Andrei's suggestion would work if Walter could be talked into it, but that
doesn't look like it's going to happen. And making it so that strings are
structs which hold arrays of code units could work, but without language
support, it's likely to have major issues. String literals would have to
become the struct type, which could cause issue with calling C functions, and
the code breakage would be _way_ larger than with Andrei's suggestion, since
arrays of code units would no longer be strings at all. It would be feasible,
but it gets really messy. What we have is probably about the best that we can
do without actually changing the language (and Andrei's suggestion is likely
the best way to do that IMHO), but that's unlikely to happen at this point,
especilaly since Walter seems to view unicode quite differently from your
average programmer and expects your average programmer to actually understand
it and handle correctly (which just isn't going to happen).
The confusion could be reduced if we not only had an article on dlang.org
explaining exactly what ranges were and how to use them with Phobos but also
an article (maybe the same one, maybe another), which explained what this
means for strings and why. That way, it would become easier to become
educated.
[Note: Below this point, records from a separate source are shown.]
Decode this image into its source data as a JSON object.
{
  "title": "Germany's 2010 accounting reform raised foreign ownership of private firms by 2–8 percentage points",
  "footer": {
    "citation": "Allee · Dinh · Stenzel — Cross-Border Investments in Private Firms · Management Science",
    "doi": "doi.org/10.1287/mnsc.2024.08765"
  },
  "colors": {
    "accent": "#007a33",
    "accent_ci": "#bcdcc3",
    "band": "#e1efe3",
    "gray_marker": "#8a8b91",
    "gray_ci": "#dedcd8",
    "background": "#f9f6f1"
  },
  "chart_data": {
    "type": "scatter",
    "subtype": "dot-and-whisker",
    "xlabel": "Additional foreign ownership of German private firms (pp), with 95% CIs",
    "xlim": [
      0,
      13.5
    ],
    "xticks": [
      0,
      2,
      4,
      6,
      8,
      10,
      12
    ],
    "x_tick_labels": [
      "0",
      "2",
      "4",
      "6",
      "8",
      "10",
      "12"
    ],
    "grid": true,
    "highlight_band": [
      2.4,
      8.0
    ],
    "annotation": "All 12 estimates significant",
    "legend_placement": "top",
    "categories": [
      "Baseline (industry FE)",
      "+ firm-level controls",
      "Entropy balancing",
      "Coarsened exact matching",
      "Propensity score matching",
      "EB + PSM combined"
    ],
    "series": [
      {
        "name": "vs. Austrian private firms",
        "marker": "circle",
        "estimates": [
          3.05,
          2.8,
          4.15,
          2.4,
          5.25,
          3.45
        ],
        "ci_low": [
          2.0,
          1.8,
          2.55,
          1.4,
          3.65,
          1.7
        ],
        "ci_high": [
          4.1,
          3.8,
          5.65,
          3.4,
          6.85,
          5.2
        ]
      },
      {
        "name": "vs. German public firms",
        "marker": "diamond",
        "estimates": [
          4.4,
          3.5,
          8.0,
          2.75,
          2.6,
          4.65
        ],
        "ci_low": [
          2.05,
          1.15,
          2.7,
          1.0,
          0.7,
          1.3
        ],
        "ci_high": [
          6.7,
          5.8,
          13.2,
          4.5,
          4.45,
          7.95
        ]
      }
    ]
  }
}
But no one has written (or at least finished writing) such an article
for dlang.org (I keep meaning to, but I never get around to it). Some stuff has
been written outside of dlang.org (e.g. http://www.drdobbs.com/architecture-
and-design/component-programming-in-d/240008321 and
http://ddili.org/ders/d.en/ranges.html ), but there's nothing on dlang.org,
and I don't believe that there's really anything online aside from stray
newsgroup posts or stackoverflow answers which discusses why strings are the
way they are with regards to ranges. And there should be.